Elton John thinks there’s something “incredibly racist” about viewer voting on Fox TV’s “American Idol.”
John — who rehearsed with the show’s wannabe pop stars during a recent week in which they performed his songs — said three performers he was really impressed with “happened to be black, young female singers and they all seemed to be landing in the bottom three.”
“These three girls would have the talent to be members of The Royal Academy or Juilliard,” the British singer-songwriter told reporters. “They have great voices. The fact that they are constantly in the bottom three, and I don’t want to set myself up here, I find it incredibly racist.”
Fox spokesman Scott Grogin said Wednesday the network had no comment.
John made the remarks in response to a question during a news conference Tuesday to announce his July 13-18 concerts at Radio City Music Hall. The concerts will feature students from London’s Royal Academy of Music and The Juilliard School of New York.

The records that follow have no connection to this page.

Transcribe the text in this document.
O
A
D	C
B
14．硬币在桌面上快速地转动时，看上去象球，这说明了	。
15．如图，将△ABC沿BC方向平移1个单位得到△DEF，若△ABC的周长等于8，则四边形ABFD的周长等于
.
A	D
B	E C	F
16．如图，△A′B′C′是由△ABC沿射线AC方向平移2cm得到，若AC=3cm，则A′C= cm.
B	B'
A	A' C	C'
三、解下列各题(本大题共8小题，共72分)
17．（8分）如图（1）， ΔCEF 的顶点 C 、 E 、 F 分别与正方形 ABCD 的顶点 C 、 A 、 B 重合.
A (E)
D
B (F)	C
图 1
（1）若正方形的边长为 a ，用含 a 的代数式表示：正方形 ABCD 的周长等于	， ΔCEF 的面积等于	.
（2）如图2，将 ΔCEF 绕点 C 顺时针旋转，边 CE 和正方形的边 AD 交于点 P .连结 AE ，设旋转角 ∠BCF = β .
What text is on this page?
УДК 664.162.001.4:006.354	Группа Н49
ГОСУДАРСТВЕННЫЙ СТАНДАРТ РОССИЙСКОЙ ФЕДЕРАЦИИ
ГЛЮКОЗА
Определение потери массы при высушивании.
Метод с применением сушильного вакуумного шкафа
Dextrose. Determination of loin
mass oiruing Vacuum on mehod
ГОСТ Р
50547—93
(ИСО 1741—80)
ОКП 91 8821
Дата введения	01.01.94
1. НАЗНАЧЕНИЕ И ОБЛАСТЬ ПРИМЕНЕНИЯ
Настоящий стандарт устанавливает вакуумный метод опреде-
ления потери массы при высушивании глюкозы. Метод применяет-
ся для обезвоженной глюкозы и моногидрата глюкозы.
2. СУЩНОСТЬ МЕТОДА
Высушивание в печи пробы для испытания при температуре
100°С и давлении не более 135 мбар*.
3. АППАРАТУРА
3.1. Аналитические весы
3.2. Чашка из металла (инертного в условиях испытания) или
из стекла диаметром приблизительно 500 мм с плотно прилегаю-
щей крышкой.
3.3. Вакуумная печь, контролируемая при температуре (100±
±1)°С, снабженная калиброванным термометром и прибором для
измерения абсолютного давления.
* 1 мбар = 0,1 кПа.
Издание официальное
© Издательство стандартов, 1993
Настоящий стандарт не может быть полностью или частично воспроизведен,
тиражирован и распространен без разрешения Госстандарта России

Last week, black vocalist Jennifer Hudson was voted off the show, and the other two singers grouped in the bottom three of the remaining “American Idol” contestants were black singers La Toya London and Fantasia Barrino. They’d been praised by the show’s judges and had become known as “The Three Divas.”
The New York Post reported it was deluged with calls complaining that the voting was racially motivated. (The Post is owned by News Corp., which also owns Fox TV.)
Even series host Ryan Seacrest chastised viewers following the tally in which contestants who gave marginal performances were the top vote-getters.
“You cannot let talent like this slip through the cracks,” Seacrest said.
London and Barrino are still in the competition, as is George Huff, who is black. For the contestants, a recording contract and instant career are at stake.
“American Idol,” unlike other reality shows featuring competition, is more popular in black homes than white homes. For the current season, the show is watched in 19 percent of all black households, compared with 15 percent of white households, according to Nielsen Media Research.